A présent, elle pourrait lui servir de monnaie d’échange dans ce que le quotidien de gauche Haaretz appelle «le deal du siècle»: l’abandon des poursuites judiciaires qui le visent en échange de l’annexion de la Cisjordanie à Israël. L’idée d’une annexion semble folle et pourtant, depuis que les Américains ont reconnu la souveraineté israélienne sur le plateau du Golan, elle a fait beaucoup de chemin au sein de la droite religieuse. «Bibi» déclarait d’ailleurs juste avant l’ouverture des bureaux de vote: «Je ne diviserai pas Jérusalem, je n’évacuerai aucune communauté et je m’assurerai que nous contrôlions le territoire à l’ouest du Jourdain.»

Un quart de siècle après Oslo, 42% des Israéliens soutiennent l’idée d’une annexion, selon un sondage réalisé en mars par Haaretz. Et ce ne sont pas les Américains qui sauveront les droits des Palestiniens. «Ils ont coupé le contact avec l’Autorité palestinienne ainsi que les ressources qu’ils lui octroyaient, fusionné le bureau de Jérusalem chargé des affaires palestiniennes avec l’ambassade… Il faut voir à quoi ressemblera leur plan de paix, mais s’ils avaient voulu démanteler un projet national, ils ne s’y seraient pas pris autrement», réagit une source proche du dossier.

Comme tous les populistes

En échange de l’annexion, donc, «Netanyahou pourrait demander au gouvernement de voter une loi empêchant toute poursuite contre un premier ministre en exercice», affirme Aluf Benn, un analyste israélien. Ce scénario n’est pas impensable dans un pays où la justice est régulièrement attaquée par le gouvernement de Netanyahou: comme tous les populistes, il ne manque jamais une occasion d’attaquer les élites et la presse.

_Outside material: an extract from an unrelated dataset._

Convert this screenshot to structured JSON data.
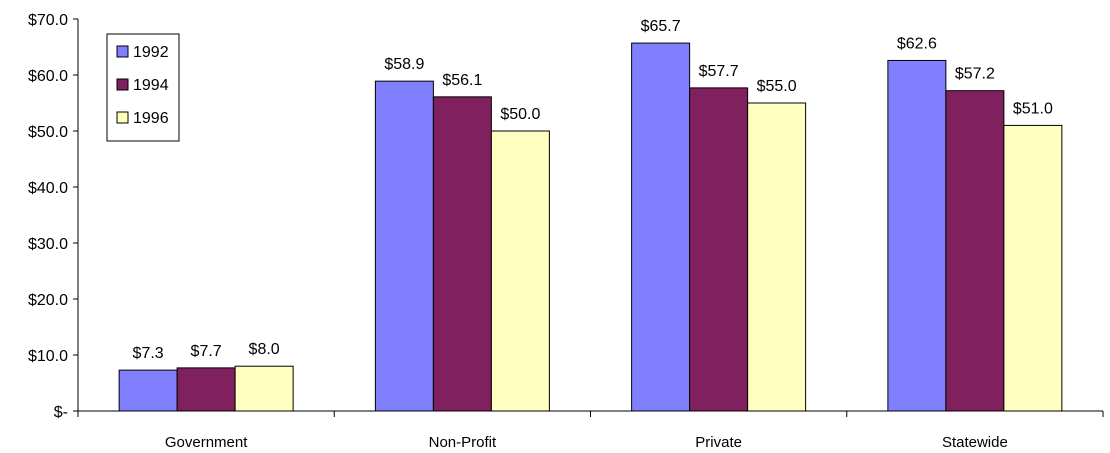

Reste à savoir si le premier ministre sera plus rapide que le procureur général Avichaï Mendelblit, qui pourrait l’inculper d’ici à la fin de l’année dans trois affaires de corruption. Un autre test démocratique pour les institutions de l’Etat hébreu, après cette élection sur laquelle plane l’ombre de l’autoritarisme.